Name: a mixture of x and y
Regex: /(,|feels?|ing|felt|holds?|held|with|in) a (mix|mixture|blend) of ((?:\S*[ ])+and|emotion[s]?)/g
Replace with: $1 $3

should hit most grammatical cases, I wouldn't hard nuke "mixture of" otherwise you'd still have to edit to make sense.
Why not anti-slop sampler?
1. cloud model keks
2. local model: hypothetically it might try to find some other bs way to phrase it, which may or may not be suitable, so experiment first
>>
LLMfag and IMGfag can harmonious
>>
>>103012412
>LLMfag and IMGfag can harmonious
ly complete sentences.
>>
>>103012284
Rather than suppressing shivers, they should be replaced by something else, allowing the model to proceed instead of trying to circumvent filters. We need a list of alternatives for each GPTism.
>>
>>103012127
Is it not like that elsewhere?
>>
>>103012448
sex makes babies
>>
>>103012497
I am aware
>>
File: 00025-154171452.png (480 KB, 495x673)
480 KB
480 KB PNG
Whats the current top dog ERP model right now for 12b? Ive been cooming my brains out to lyra-gutenberg-mistral-nemo-12b-q6_k non stop the past couple of days. Its not super fast and only 8k context but it gets the job done enough. once I got shit figured out. Dunno what else I can run on 12gb 3080.
>>
>>103012430
thank
>>
>>103012534
>thank
s, anon!
>>
>>103012545
We did it, reddit!
>>
Good night /lmg/
>>
>>103012561
fuck off
>>
>>103012520
Nemo and Mixtral are your best bet for speed, Mistral Small is also good more intelligent in understanding the scenario but maybe lacking variety in sex scenes, I'm using it on just 8gb, so on 12gb you should be able to run it pretty fast.
For better speed, use something like 4bit quant, then in Kobold use Flashattention and compressed KV cache to 4bit (have to disable context shift but you don't need it if you have large context to begin with). This will further reduce memory usage/increase usable context size.
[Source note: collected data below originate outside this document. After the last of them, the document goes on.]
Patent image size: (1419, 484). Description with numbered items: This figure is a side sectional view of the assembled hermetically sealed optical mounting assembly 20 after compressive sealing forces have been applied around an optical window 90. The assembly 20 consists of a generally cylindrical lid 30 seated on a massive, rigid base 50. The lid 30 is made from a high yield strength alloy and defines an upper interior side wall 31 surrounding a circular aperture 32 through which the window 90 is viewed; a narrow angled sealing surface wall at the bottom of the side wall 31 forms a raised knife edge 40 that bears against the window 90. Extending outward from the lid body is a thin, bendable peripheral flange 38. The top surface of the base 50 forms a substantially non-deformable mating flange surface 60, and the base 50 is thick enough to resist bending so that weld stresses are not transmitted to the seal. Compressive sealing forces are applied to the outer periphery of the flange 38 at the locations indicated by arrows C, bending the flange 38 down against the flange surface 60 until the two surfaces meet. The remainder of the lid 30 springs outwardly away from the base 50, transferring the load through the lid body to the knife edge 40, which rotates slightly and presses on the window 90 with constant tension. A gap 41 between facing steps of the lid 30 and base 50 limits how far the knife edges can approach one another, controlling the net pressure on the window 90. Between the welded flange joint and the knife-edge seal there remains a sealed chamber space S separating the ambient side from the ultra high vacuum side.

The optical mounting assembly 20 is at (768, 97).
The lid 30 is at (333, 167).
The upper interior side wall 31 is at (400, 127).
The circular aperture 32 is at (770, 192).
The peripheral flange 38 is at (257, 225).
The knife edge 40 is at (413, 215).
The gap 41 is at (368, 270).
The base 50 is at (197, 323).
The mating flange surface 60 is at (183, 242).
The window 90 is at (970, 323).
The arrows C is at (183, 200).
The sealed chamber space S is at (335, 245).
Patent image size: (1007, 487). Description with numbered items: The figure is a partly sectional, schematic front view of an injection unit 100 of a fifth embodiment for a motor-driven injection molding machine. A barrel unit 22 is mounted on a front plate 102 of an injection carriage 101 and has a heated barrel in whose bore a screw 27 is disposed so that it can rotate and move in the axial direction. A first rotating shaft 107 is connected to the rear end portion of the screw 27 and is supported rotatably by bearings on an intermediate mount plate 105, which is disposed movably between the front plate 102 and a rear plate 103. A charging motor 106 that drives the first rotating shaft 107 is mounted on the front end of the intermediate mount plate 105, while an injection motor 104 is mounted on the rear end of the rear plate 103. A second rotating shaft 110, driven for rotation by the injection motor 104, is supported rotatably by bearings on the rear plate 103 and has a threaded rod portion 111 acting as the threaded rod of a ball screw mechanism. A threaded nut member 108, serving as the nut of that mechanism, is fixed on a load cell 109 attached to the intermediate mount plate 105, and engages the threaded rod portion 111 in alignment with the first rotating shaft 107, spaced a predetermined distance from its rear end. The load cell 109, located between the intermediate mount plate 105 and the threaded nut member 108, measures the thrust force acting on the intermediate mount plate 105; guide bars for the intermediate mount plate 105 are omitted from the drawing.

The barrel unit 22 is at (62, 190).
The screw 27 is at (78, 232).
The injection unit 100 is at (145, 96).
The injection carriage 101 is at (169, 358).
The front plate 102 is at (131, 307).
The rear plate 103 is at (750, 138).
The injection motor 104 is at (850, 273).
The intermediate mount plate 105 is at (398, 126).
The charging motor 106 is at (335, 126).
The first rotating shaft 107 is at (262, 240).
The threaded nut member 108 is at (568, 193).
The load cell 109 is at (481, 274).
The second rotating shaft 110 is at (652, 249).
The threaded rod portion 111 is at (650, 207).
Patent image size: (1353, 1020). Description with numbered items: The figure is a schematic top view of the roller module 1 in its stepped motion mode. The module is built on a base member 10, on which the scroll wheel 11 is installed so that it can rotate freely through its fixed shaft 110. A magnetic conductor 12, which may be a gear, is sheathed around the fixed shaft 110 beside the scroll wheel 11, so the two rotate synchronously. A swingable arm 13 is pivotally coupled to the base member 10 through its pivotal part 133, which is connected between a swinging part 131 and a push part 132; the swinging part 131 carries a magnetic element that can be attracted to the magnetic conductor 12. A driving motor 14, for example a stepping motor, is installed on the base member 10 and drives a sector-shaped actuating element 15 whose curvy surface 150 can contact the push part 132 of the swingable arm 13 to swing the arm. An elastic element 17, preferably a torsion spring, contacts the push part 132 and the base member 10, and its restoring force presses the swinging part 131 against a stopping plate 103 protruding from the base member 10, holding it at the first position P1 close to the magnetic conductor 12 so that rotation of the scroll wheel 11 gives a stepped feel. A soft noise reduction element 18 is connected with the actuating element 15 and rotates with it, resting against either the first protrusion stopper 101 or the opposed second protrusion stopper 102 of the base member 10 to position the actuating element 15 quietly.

Optimize layer count manually to fill vram to the brim because the auto estimate won't be accurate with these settings (then save the profile for easy quick launch). I haven't found any adverse effects to compressed KV cache or Flashattention, and some Huggingface blog post also found it to be pretty much flawless, but apparently it depends on the implementation.
>>
>>103012612
holy fuck thank you legend. I'll do that. 4bit quaint is GGUF or EXL2 4bw? Is 5bit not worth it?
>>
>>103012561
fuck off
>>
>>103012612
>>103012629
nvm I did my own research on your post. Thanks for the advice! I'm gonna try doing all that now with the Q4_K_M and see how I like it
>>
>>103012561
goodnight
>>
>>103012629
I only use gguf with ram/vram offload trying to get over 2-3t/s, I can't fit anything good in 8gb anyway. For model quants, I think Q5 could be worth it, but on the other hand, if you are close fitting the entire model to vram, the speed boosts will be massive. Even a good (imatrix) iQ3 could be okay, though not on the smallest models, and I don't know at what point when you use compressed everything, when things start to fall apart.
>>
File: 1724799206787162.png (984 KB, 564x742)
984 KB
984 KB PNG
lol
>>
>>103012760
>1B
grim
>>
>>103012760
What are 1B models even for? For running AI locally on contact lenses or something?
>>
>>103012768
They are for VRAMlets running on ancient 2 GB VRAM GPUs.
>>
File: 1708280833035620.png (548 KB, 628x416)
548 KB
548 KB PNG
Entropixbros... we lost...
https://x.com/rasdani_/status/1850875776062603755
>>
>>103012786
>meme sampler is meme
i am shock
>>
>>103008519
I've been feeling a little discouraged from learning how to draw after seeing some of this stuff. Should I be? I think not, it is fun
and I'm not trying to be a whole ass ARTIST, just anime girl doodles, you know
>>
>>103012794
g4u
>>
>>103012794
knowing how to draw will help alot when making ai gens
>>
>>103012794
This is not your blog, fuck off.
>>
>>103012786
Shocker
>>
>>103012794
I think you should draw yourself a rope and fuck off
>>
hello gentlemen
any good news on the poorfag front in the past few months (since llama3.1)?
>>
>>103012857
No. Come back next year.
>>
>>103012857
Nothing, go big in vram or go home.
>>
>>103012857
Good news is bitnet should be coming soon.
>>
>>103012868
>>103012870
damn. did they ever fix 3.1 being a wet fart?
>>
>>103012886
They made them smaller wet farts in the shape of 1B and 3B. There's also a 90B with image recognition and another bigger one, i think, but nobody really cared.
I'm still not sure why people keep caring about meta models.
>>
>>103012819
Ropes aren't that difficult to draw. They're basically just loopy lines.
>>
>>103012819
>>103012814
what's up with the animosity, retards? I just asked a question
>>103012801
>g4u
what's that
>>103012806
how? editing?
>>
Describe your model's personality:

Mistral Nemo: a normalfag average intelligence AI that provides an effortless and appealing experience and doesn't like fussing over stupid details and nuances.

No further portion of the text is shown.